DOCK8 gene mutation alters cell subsets, BCR signaling, and cell metabolism in B cells

Abstract DOCK8 deficiency has been shown to affect the migration, function, and survival of immune cells in innate and adaptive immune responses. The immunological mechanisms underlying autosomal recessive (AR) hyper-IgE syndrome (AR-HIES) caused by DOCK8 mutations remain unclear, leading to a lack of specific therapeutic options. In this study, we used CRISPR/Cas9 technology to develop a mouse model with a specific DOCK8 point mutation in exon 45 (c.5846C>A), which is observed in patients with AR-HIES. We then investigated the effect of this mutation on B cell development, cell metabolism, and function in a mouse model with Dock8 gene mutation.

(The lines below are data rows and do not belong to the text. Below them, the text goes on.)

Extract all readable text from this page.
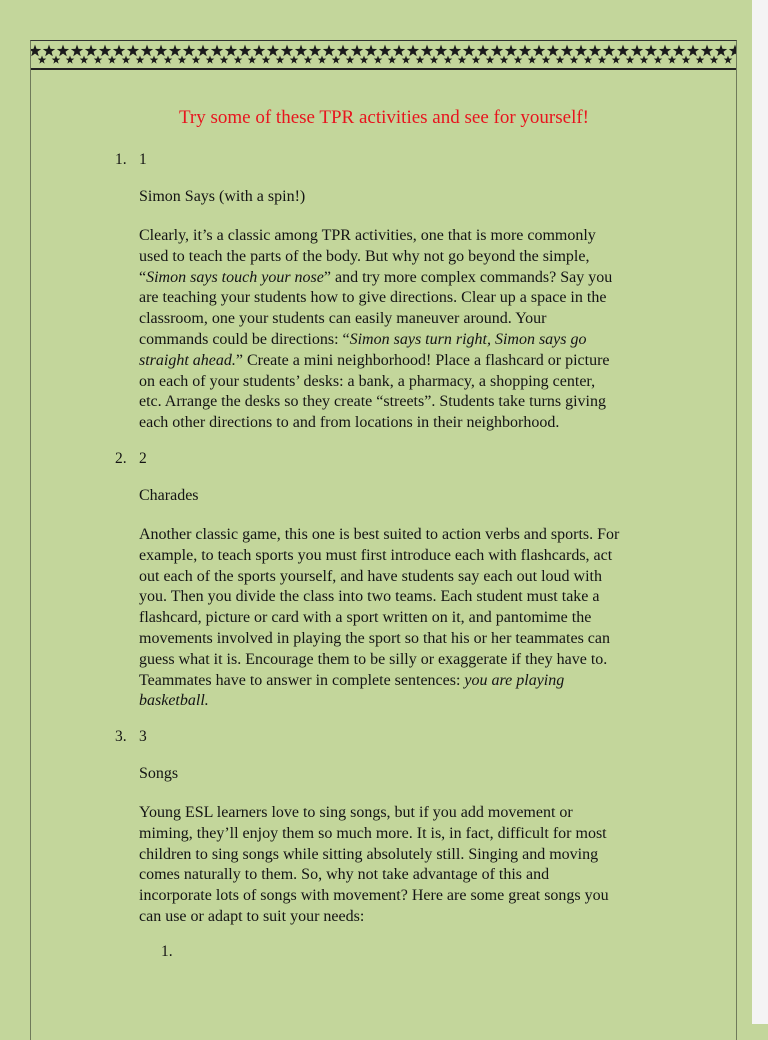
Try some of these TPR activities and see for yourself!
1. 1
Simon Says (with a spin!)
Clearly, it’s a classic among TPR activities, one that is more commonly
used to teach the parts of the body. But why not go beyond the simple,
“Simon says touch your nose” and try more complex commands? Say you
are teaching your students how to give directions. Clear up a space in the
classroom, one your students can easily maneuver around. Your
commands could be directions: “Simon says turn right, Simon says go
straight ahead.” Create a mini neighborhood! Place a flashcard or picture
on each of your students’ desks: a bank, a pharmacy, a shopping center,
etc. Arrange the desks so they create “streets”. Students take turns giving
each other directions to and from locations in their neighborhood.
2. 2
Charades
Another classic game, this one is best suited to action verbs and sports. For
example, to teach sports you must first introduce each with flashcards, act
out each of the sports yourself, and have students say each out loud with
you. Then you divide the class into two teams. Each student must take a
flashcard, picture or card with a sport written on it, and pantomime the
movements involved in playing the sport so that his or her teammates can
guess what it is. Encourage them to be silly or exaggerate if they have to.
Teammates have to answer in complete sentences: you are playing
basketball.
3. 3
Songs
Young ESL learners love to sing songs, but if you add movement or
miming, they’ll enjoy them so much more. It is, in fact, difficult for most
children to sing songs while sitting absolutely still. Singing and moving
comes naturally to them. So, why not take advantage of this and
incorporate lots of songs with movement? Here are some great songs you
can use or adapt to suit your needs:
1.
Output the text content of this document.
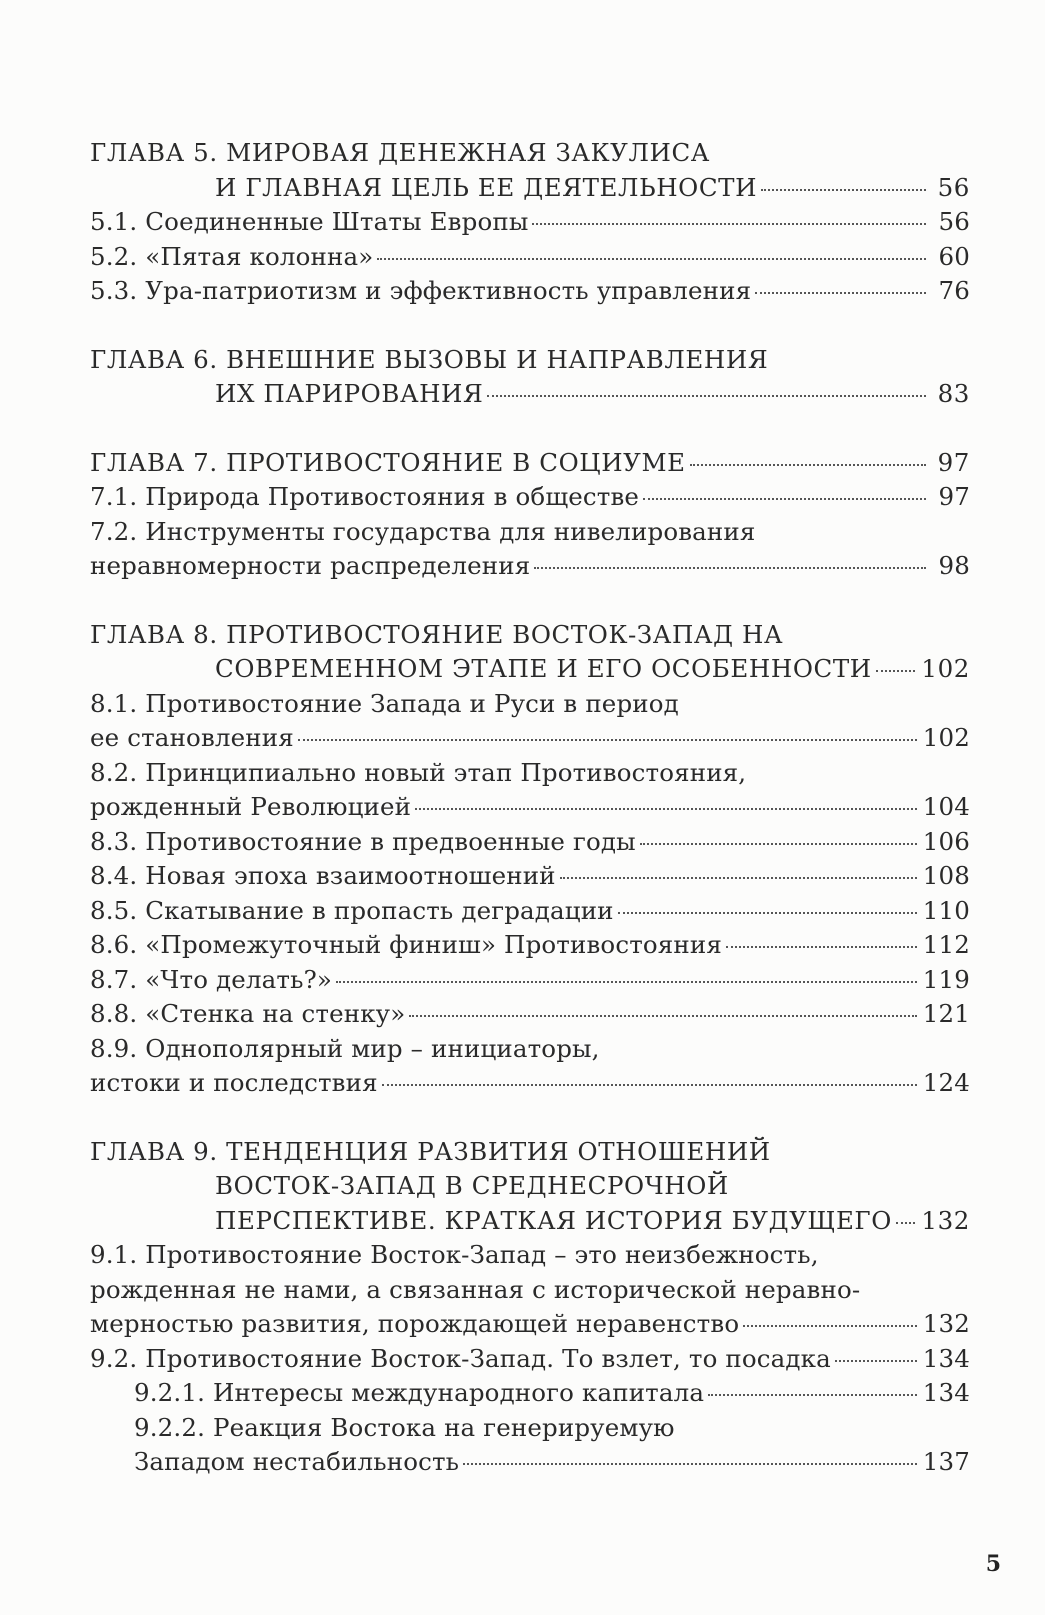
ГЛАВА 5. МИРОВАЯ ДЕНЕЖНАЯ ЗАКУЛИСА
И ГЛАВНАЯ ЦЕЛЬ ЕЕ ДЕЯТЕЛЬНОСТИ	56
5.1. Соединенные Штаты Европы	56
5.2. «Пятая колонна»	60
5.3. Ура-патриотизм и эффективность управления	76
ГЛАВА 6. ВНЕШНИЕ ВЫЗОВЫ И НАПРАВЛЕНИЯ
ИХ ПАРИРОВАНИЯ	83
ГЛАВА 7. ПРОТИВОСТОЯНИЕ В СОЦИУМЕ	97
7.1. Природа Противостояния в обществе	97
7.2. Инструменты государства для нивелирования
неравномерности распределения	98
ГЛАВА 8. ПРОТИВОСТОЯНИЕ ВОСТОК-ЗАПАД НА
СОВРЕМЕННОМ ЭТАПЕ И ЕГО ОСОБЕННОСТИ 102
8.1. Противостояние Запада и Руси в период
ее становления	102
8.2. Принципиально новый этап Противостояния,
рожденный Революцией	104
8.3. Противостояние в предвоенные годы	106
8.4. Новая эпоха взаимоотношений	108
8.5. Скатывание в пропасть деградации	110
8.6. «Промежуточный финиш» Противостояния	112
8.7. «Что делать?»	119
8.8. «Стенка на стенку»	121
8.9. Однополярный мир – инициаторы,
истоки и последствия	124
ГЛАВА 9. ТЕНДЕНЦИЯ РАЗВИТИЯ ОТНОШЕНИЙ
ВОСТОК-ЗАПАД В СРЕДНЕСРОЧНОЙ
ПЕРСПЕКТИВЕ. КРАТКАЯ ИСТОРИЯ БУДУЩЕГО 132
9.1. Противостояние Восток-Запад – это неизбежность,
рожденная не нами, а связанная с исторической неравно-
мерностью развития, порождающей неравенство	132
9.2. Противостояние Восток-Запад. То взлет, то посадка	134
9.2.1. Интересы международного капитала	134
9.2.2. Реакция Востока на генерируемую
Западом нестабильность	137
5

The results demonstrated that Dock8 gene mutation inhibited splenic MZ and GC B cell development and crippled BCR signaling. In addition, it resulted in enhanced glycolysis in B cells. Mechanistically, the reduced BCR signaling was related to decreased B cell spreading, BCR clustering, and signalosomes, mediated by inhibited activation of WASP. Furthermore, the DOCK8 mutation led to increased expression of c-Myc in B cells, which plays an important role in glycolysis. As such, GC B cells’ formation and immune responses were disturbed in LCMV-infected mice. These findings will provide new insights into the immunological pathogenesis of primary immunodeficiency disorder caused by DOCK8 mutation.